So, this season at Harker, I convinced my AD to splurge a little and get us Volleymetrics for the spring. I’m stoked to finally get some coded data on the high school level that can hopefully inform my approach to coaching similarly skilled teams in the future – while also validating or disproving some of the methods we’re already trying. To that extent, because nobody actually reads this blog, I don’t mind sharing my high school team’s data with the world and give you some insight into how we quantify our performance from an execution standpoint.

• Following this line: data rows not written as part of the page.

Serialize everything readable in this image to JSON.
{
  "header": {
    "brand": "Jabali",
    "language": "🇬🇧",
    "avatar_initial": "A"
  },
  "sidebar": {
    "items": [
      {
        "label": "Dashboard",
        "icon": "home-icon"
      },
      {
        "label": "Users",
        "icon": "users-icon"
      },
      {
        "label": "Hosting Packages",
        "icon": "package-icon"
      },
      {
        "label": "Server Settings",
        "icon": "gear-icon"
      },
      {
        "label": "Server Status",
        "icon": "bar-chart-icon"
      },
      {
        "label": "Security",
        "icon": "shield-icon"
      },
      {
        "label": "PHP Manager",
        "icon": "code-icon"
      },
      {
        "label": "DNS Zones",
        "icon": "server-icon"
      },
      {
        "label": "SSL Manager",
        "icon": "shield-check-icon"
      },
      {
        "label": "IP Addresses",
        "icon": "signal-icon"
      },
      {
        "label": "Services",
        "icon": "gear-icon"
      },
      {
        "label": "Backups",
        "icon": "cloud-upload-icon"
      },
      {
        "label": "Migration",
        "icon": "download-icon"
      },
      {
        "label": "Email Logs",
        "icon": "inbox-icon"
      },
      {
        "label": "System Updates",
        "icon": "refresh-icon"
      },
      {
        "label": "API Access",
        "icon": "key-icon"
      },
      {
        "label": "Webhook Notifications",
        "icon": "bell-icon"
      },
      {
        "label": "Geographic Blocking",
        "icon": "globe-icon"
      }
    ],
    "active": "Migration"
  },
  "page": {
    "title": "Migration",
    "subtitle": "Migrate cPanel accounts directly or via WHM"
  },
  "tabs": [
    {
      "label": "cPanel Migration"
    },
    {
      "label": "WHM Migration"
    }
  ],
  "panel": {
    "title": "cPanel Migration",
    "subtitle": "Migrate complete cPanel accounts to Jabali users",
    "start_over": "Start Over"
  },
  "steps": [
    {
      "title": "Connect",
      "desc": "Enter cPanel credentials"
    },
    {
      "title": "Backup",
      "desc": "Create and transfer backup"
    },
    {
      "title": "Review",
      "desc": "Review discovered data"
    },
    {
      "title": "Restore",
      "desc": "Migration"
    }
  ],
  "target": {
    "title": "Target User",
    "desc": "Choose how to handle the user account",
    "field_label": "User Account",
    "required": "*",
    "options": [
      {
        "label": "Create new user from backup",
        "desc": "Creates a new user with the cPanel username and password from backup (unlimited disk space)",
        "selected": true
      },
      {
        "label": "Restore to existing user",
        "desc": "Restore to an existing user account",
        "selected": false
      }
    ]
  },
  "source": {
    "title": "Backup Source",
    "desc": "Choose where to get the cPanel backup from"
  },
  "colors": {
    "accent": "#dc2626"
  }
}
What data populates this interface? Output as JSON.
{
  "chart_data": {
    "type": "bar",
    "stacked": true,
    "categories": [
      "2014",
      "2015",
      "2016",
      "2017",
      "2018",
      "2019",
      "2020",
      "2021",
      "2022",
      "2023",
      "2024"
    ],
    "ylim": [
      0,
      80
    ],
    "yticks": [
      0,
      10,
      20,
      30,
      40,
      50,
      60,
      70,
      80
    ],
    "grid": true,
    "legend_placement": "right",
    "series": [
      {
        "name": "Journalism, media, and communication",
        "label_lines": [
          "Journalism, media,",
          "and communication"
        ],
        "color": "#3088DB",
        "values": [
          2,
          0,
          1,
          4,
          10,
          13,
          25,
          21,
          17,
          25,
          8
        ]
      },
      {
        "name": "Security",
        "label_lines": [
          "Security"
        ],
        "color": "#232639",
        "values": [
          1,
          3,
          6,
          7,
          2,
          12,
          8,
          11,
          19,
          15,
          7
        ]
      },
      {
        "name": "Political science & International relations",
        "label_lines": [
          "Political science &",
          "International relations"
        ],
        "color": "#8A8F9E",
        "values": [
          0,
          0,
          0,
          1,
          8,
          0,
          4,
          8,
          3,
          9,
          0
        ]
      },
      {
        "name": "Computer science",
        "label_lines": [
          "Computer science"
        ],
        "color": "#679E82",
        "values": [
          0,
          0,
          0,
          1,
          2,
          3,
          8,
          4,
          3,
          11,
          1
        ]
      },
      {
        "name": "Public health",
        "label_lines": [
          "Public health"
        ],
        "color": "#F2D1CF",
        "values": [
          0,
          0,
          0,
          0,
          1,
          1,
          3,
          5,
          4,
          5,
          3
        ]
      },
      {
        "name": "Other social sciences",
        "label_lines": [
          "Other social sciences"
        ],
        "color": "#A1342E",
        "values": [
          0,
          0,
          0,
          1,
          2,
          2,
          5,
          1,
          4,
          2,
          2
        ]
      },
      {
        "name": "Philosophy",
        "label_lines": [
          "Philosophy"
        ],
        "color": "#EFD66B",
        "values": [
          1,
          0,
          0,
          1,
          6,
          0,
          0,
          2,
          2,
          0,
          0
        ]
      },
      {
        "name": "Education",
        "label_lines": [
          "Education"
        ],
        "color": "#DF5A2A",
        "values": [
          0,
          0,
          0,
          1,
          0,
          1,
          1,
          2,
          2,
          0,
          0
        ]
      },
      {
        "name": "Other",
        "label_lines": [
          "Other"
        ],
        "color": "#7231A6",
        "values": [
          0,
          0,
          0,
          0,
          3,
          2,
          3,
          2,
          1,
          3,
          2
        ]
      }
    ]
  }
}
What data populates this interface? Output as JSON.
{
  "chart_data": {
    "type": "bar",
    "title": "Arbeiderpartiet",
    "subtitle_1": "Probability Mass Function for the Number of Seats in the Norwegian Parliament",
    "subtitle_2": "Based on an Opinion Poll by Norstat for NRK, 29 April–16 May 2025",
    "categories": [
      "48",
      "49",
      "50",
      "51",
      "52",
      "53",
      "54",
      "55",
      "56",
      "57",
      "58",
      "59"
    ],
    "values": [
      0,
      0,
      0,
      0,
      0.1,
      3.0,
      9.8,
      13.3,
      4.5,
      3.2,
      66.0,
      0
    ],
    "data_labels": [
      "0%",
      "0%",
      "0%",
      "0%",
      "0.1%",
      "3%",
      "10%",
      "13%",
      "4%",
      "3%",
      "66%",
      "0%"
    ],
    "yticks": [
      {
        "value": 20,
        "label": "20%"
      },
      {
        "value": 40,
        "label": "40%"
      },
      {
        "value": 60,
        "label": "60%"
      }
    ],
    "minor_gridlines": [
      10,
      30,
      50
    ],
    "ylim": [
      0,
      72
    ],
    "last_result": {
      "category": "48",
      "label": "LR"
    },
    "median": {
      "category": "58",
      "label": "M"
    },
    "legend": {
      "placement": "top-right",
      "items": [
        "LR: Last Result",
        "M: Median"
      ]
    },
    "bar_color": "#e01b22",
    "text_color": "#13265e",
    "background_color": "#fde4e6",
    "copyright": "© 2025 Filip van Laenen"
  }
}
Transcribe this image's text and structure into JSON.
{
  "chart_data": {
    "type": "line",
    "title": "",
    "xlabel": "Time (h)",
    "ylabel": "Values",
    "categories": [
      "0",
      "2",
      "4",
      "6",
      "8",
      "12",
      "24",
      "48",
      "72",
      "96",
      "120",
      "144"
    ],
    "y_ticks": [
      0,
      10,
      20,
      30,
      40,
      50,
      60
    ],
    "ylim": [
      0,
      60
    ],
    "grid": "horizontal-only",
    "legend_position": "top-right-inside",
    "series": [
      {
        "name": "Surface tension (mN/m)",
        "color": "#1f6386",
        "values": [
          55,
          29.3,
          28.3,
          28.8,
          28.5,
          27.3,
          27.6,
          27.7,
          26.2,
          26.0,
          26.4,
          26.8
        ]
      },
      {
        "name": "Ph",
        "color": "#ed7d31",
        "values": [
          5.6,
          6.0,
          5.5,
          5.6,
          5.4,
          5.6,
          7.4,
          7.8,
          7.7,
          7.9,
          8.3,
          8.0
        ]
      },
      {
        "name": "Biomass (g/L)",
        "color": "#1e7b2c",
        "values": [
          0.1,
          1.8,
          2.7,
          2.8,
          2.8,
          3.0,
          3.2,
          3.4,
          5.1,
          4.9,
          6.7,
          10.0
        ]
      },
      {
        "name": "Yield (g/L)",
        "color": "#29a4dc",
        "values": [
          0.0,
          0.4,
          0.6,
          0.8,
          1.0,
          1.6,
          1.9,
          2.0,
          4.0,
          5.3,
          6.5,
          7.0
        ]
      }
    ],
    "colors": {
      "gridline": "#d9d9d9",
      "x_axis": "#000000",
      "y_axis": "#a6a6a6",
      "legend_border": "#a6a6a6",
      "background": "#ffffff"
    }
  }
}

So far, I have player-specific serving, receiving, and attacking stuff built – with the goal of adding some blocking and defensive pages later – as well as overall team numbers. But for now, here’s what I have (using 2018 Stanford Women’s data until I have my own):
The goal is certainly that these charts read pretty intuitively so that even smart private school kids can figure them out without asking the same questions 100 times. On the left is the expected FBSO Eff of the opponent when each of the Stanford players serves. An ace being valued at -1.000 for the opponent and a service error being +1.000. The other outcomes of perfect, good, medium, poor, and no attack all have specific values based on what opponents will typically hit against us given those types of passes. Therefore Sidney Wilson is Stanford’s best server. When she serves, we would expect the opponent to FBSO at the lowest level of any Stanford server. The beauty of using expected FBSO numbers is that it eliminates the idea that Sidney can be successful just by serving in a great rotation for Stanford – because we don’t look at whether the opponent actually sides out, we look at how we would expect them to do given the resulting pass quality (which is an aggregation from all 6 rotations).
On the right is a breakdown of each player’s results. If you look at Holly Campbell at the bottom, she’s technically Stanford’s worst server. We can see visually that her high error percentage (29%) is likely the major drag on her overall efficiency. Just provides a quick glance as to why a player may or may not be experiencing success from the service line.
Here’s the same type of chart, but from the reception side. Holly Campbell is actually Stanford’s best passer, but likely because she only handles easy short serves or simple balls that hit the tape and fall in her lap. We know she doesn’t pass many balls because her bar is light blue. The darker the blue, the more balls overall the player has passed. This means that Morgan Hentz, unsurprisingly, is the top Stanford receiver who is considered a primary passer. When Hentz passes, we expect Stanford to hit 0.289. This is obviously different from a passer rating, where you’re on a 3 point scale and if you get aced, it’s a 0. In our build, you get the value of the pass as it relates to your team’s FBSO Eff. Therefore if you get aced, that’s -1.000. A perfect pass here only buys you about 0.398 in Stanford’s case, so you’d actually need 2.5 perfect passes for every time you get aced just to be at a 0.00 FBSO Eff. Kinda wild when you look at it mathematically.
The same breakdown of passer results is on the right and you’ll see that the primary passers all are about 60%+ perfect or good and very very low reception error. Huge deal for Stanford and their ability to side out quickly.
Now we get to attacking. Again, the darker the blue, the more swings the player has taken – and we have a similar breakdown of results on the right. To be clear, this is not a traditional attack efficiency in that it’s (Kill-Errors)/Total Swings. In this case, we add or subtract value based on what you do on non-terminal attacks. So obviously a kill or error results in +1 or -1 respectively. But we need to value recycling off the block, putting the opponent out of system, and putting the opponent in system all very differently.
If you look at the breakdown on the right, you’ll see the codes we look at and value individually. Working from left to right in terms of the value of the outcome – we see kill is the best, then bad digs and balls recycled off the block, then medium digs and good block touches, followed by perfect digs, and lastly errors are the worse outcome for the attacking team. This again allows us dive deeper into why an attacker might be succeeding or struggling overall – and often players who handle non-terminal balls well can boost their performance greatly.
Finally we look at both In-System and Out of System attacks individually using the same charts:
Again, these are broken down the same way as all the other charts.
So there you have it. That’s where I’m starting with our data for the Harker season. Hopefully this won’t be too much for the players to handle – and will allow a clearer look into where we can improve our efficiencies the greatest – the lowest hanging fruit so to speak. First match is tonight so we’ll see how things go!